Stephan Müller (born 7 July 1951) is a Swiss theatre and opera director, dramaturge and a teacher of multimedia Aesthetics.

==Life==
Stephan Müller was born at Oberbuchsiten (SO). His theatre career began in 1972 at the Theater Basel, then under Werner Düggelin and Hermann Beil. Müller was employed as an extra and assistant production director, later becoming the chief dramaturge. In 1975 he relocated to the United States where he worked for several years. Those with whom he worked there included Robert Wilson, Meredith Monk, Lee Breuer and Richard Foreman: he also worked with the avant-garde Mabou Mines theatre company. He himself was a co-founder of the "Red Wing/Mixed" group which existed in New York City between 1976 and 1980.

Returning to Switzerland, in 1978 he took a job at the Zürich Playhouse where he led the "Labor im Schauspielhaus" series. Between 1980 and 1988 he worked as a freelance play director in Cologne, Düsseldorf, Tübingen, Basel, Nuremberg, Frankfurt, Hamburg (Kampnagel), San Francisco and New York (Public Theatre). During this period he also worked regularly as a guest lecturer at the Berlin University of the Arts.

In 1988 he returned to the Theater Basel where by now Frank Baumbauer had taken over.
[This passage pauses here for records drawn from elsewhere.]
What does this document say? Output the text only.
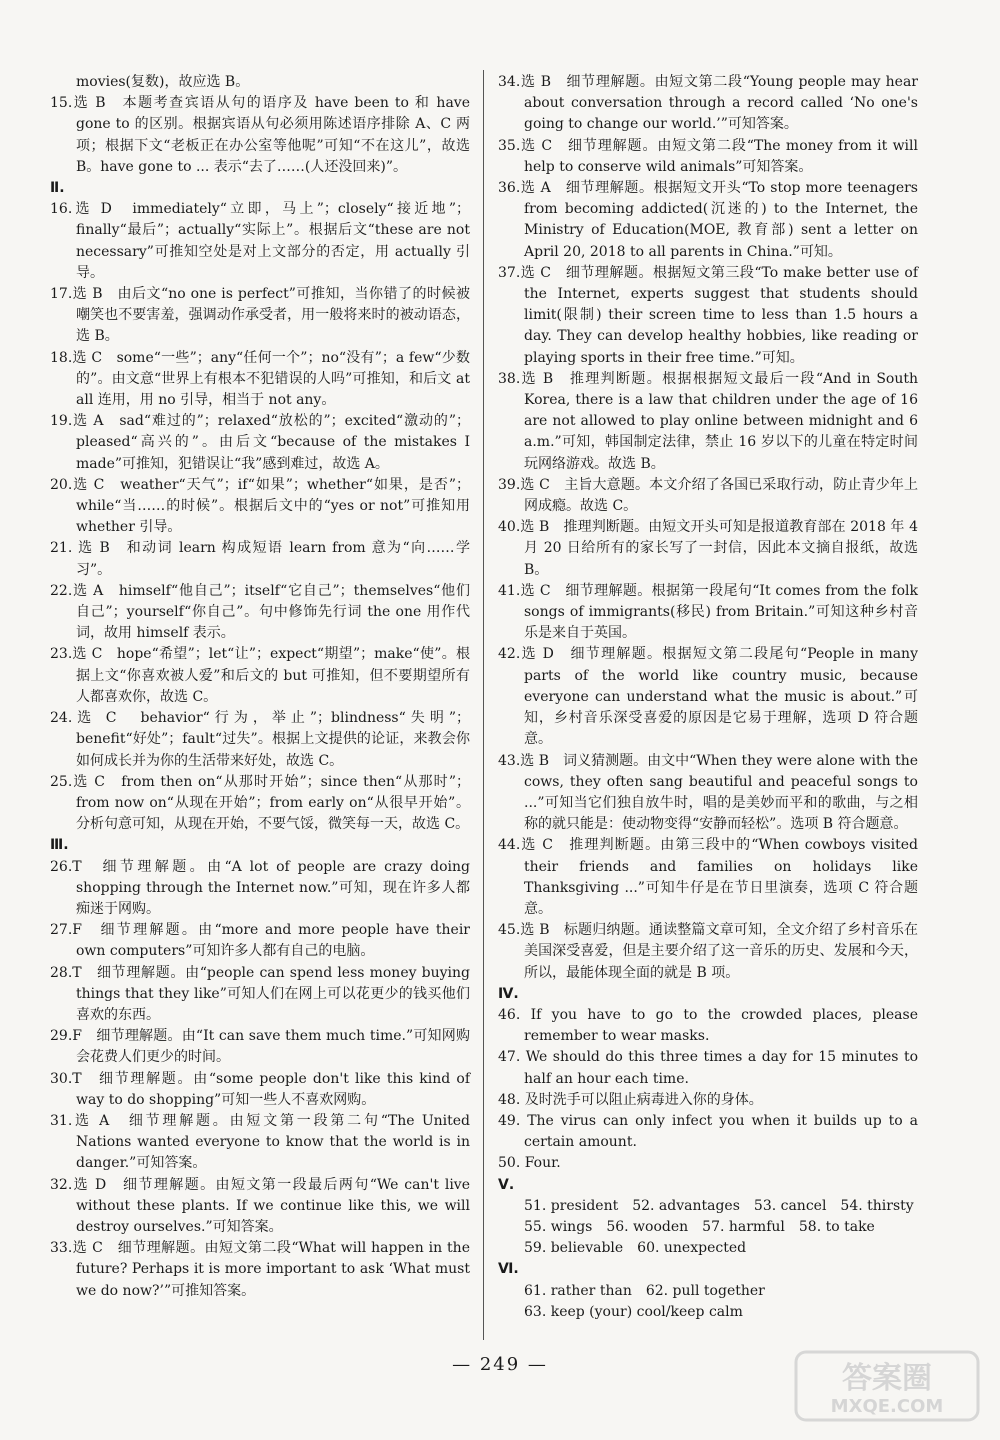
movies(复数)，故应选 B。
15.选 B　本题考查宾语从句的语序及 have been to 和 have gone to 的区别。根据宾语从句必须用陈述语序排除 A、C 两项；根据下文“老板正在办公室等他呢”可知“不在这儿”，故选 B。have gone to ... 表示“去了……(人还没回来)”。
Ⅱ.
16.选 D　immediately“立即，马上”；closely“接近地”；finally“最后”；actually“实际上”。根据后文“these are not necessary”可推知空处是对上文部分的否定，用 actually 引导。
17.选 B　由后文“no one is perfect”可推知，当你错了的时候被嘲笑也不要害羞，强调动作承受者，用一般将来时的被动语态，选 B。
18.选 C　some“一些”；any“任何一个”；no“没有”；a few“少数的”。由文意“世界上有根本不犯错误的人吗”可推知，和后文 at all 连用，用 no 引导，相当于 not any。
19.选 A　sad“难过的”；relaxed“放松的”；excited“激动的”；pleased“高兴的”。由后文“because of the mistakes I made”可推知，犯错误让“我”感到难过，故选 A。
20.选 C　weather“天气”；if“如果”；whether“如果，是否”；while“当……的时候”。根据后文中的“yes or not”可推知用 whether 引导。
21. 选 B　和动词 learn 构成短语 learn from 意为“向……学习”。
22.选 A　himself“他自己”；itself“它自己”；themselves“他们自己”；yourself“你自己”。句中修饰先行词 the one 用作代词，故用 himself 表示。
23.选 C　hope“希望”；let“让”；expect“期望”；make“使”。根据上文“你喜欢被人爱”和后文的 but 可推知，但不要期望所有人都喜欢你，故选 C。
24.选 C　behavior“行为，举止”；blindness“失明”；benefit“好处”；fault“过失”。根据上文提供的论证，来教会你如何成长并为你的生活带来好处，故选 C。
25.选 C　from then on“从那时开始”；since then“从那时”；from now on“从现在开始”；from early on“从很早开始”。分析句意可知，从现在开始，不要气馁，微笑每一天，故选 C。
Ⅲ.
26.T　细节理解题。由“A lot of people are crazy doing shopping through the Internet now.”可知，现在许多人都痴迷于网购。
27.F　细节理解题。由“more and more people have their own computers”可知许多人都有自己的电脑。
28.T　细节理解题。由“people can spend less money buying things that they like”可知人们在网上可以花更少的钱买他们喜欢的东西。
29.F　细节理解题。由“It can save them much time.”可知网购会花费人们更少的时间。
30.T　细节理解题。由“some people don't like this kind of way to do shopping”可知一些人不喜欢网购。
31.选 A　细节理解题。由短文第一段第二句“The United Nations wanted everyone to know that the world is in danger.”可知答案。
32.选 D　细节理解题。由短文第一段最后两句“We can't live without these plants. If we continue like this, we will destroy ourselves.”可知答案。
33.选 C　细节理解题。由短文第二段“What will happen in the future? Perhaps it is more important to ask ‘What must we do now?’”可推知答案。
34.选 B　细节理解题。由短文第二段“Young people may hear about conversation through a record called ‘No one's going to change our world.’”可知答案。
35.选 C　细节理解题。由短文第二段“The money from it will help to conserve wild animals”可知答案。
36.选 A　细节理解题。根据短文开头“To stop more teenagers from becoming addicted(沉迷的) to the Internet, the Ministry of Education(MOE, 教育部) sent a letter on April 20, 2018 to all parents in China.”可知。
37.选 C　细节理解题。根据短文第三段“To make better use of the Internet, experts suggest that students should limit(限制) their screen time to less than 1.5 hours a day. They can develop healthy hobbies, like reading or playing sports in their free time.”可知。
38.选 B　推理判断题。根据根据短文最后一段“And in South Korea, there is a law that children under the age of 16 are not allowed to play online between midnight and 6 a.m.”可知，韩国制定法律，禁止 16 岁以下的儿童在特定时间玩网络游戏。故选 B。
39.选 C　主旨大意题。本文介绍了各国已采取行动，防止青少年上网成瘾。故选 C。
40.选 B　推理判断题。由短文开头可知是报道教育部在 2018 年 4 月 20 日给所有的家长写了一封信，因此本文摘自报纸，故选 B。
41.选 C　细节理解题。根据第一段尾句“It comes from the folk songs of immigrants(移民) from Britain.”可知这种乡村音乐是来自于英国。
42.选 D　细节理解题。根据短文第二段尾句“People in many parts of the world like country music, because everyone can understand what the music is about.”可知，乡村音乐深受喜爱的原因是它易于理解，选项 D 符合题意。
43.选 B　词义猜测题。由文中“When they were alone with the cows, they often sang beautiful and peaceful songs to ...”可知当它们独自放牛时，唱的是美妙而平和的歌曲，与之相称的就只能是：使动物变得“安静而轻松”。选项 B 符合题意。
44.选 C　推理判断题。由第三段中的“When cowboys visited their friends and families on holidays like Thanksgiving ...”可知牛仔是在节日里演奏，选项 C 符合题意。
45.选 B　标题归纳题。通读整篇文章可知，全文介绍了乡村音乐在美国深受喜爱，但是主要介绍了这一音乐的历史、发展和今天，所以，最能体现全面的就是 B 项。
Ⅳ.
46. If you have to go to the crowded places, please remember to wear masks.
47. We should do this three times a day for 15 minutes to half an hour each time.
48. 及时洗手可以阻止病毒进入你的身体。
49. The virus can only infect you when it builds up to a certain amount.
50. Four.
Ⅴ.
51. president　52. advantages　53. cancel　54. thirsty
55. wings　56. wooden　57. harmful　58. to take
59. believable　60. unexpected
Ⅵ.
61. rather than　62. pull together
63. keep (your) cool/keep calm
— 249 —	答案圈
MXQE.COM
Between 1993 and 1999, jointly with Volker Hesse, Müller took charge at the Theater am Neumarkt ("New Market Theatre") in Zürich. During this period the theatre's productions were particularly well regarded in German-speaking parts of Europe. Between 1999 and 2004 he worked at the Burgtheater in Vienna as a drama director and dramaturge. More recently he has been heading up the Master of Arts theatre production degree course at the Zurich University of the Arts, while also working as a freelance drama director.